Today is a busy day for the US Dollar with investors looking to the release of US retail sales and the minutes from the January FOMC.

Investors will be scrutinising the minutes for further clues as to the next steps that the US central bank could take. On the one hand the US bond market is increasingly pricing in the Fed tapering support. On the other hand, Federal Reserve Chair Jerome Powell pushed back on the prospect of withdrawing support at the press conference.

Meanwhile US retail sales are expected to rebound 1% in January, after declining -0.7% month on month in December. A strong reading could raise doubts over the Fed’s decision to refrain from tapering.

The Euro trades on the back foot despite upbeat data on Tuesday.

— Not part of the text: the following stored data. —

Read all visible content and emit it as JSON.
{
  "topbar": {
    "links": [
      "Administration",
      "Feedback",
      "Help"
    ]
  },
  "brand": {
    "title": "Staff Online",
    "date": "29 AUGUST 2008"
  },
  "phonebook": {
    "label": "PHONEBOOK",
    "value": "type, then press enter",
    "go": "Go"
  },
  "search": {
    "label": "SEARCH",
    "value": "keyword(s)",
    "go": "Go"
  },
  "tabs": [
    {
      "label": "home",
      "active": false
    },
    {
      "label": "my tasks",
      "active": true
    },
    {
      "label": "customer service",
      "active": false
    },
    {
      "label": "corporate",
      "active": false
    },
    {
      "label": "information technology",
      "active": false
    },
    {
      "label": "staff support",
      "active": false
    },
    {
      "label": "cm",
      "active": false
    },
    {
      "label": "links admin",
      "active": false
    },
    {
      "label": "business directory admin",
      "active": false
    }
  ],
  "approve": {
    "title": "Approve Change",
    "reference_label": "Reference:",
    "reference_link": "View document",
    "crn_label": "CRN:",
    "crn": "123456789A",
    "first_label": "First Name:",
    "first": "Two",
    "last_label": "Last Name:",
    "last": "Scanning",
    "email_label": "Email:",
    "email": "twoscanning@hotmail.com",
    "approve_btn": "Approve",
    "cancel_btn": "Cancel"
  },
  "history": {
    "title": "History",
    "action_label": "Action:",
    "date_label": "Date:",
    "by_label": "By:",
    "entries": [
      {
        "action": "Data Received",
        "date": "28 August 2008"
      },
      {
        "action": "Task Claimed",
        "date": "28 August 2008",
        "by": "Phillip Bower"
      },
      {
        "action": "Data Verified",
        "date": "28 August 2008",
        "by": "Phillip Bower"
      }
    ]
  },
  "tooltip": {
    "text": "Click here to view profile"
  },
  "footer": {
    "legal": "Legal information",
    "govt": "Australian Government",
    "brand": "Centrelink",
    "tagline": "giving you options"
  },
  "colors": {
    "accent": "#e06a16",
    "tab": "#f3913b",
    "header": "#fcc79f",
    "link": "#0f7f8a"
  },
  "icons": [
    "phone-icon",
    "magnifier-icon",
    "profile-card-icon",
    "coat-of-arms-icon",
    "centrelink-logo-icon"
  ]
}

Eurozone fourth quarter GDP was slightly better than initially estimated. The second reading of the GDP showed that the economy contracted by -0.6% quarter on quarter in the final three months of the year. This was a marginal improvement on the -0.7% decline initially reported.

ZEW German economic sentiment for February also unexpectedly spiked higher to 71.2, up from 61.8 in January. This was well ahead of the 59.5 figure that analysts expected. The figures show that that confidence is growing that the German economy will bounce back to growth.

There is no high impacting Eurozone data due so the Euro is likely to be driven by sentiment and the US Dollar.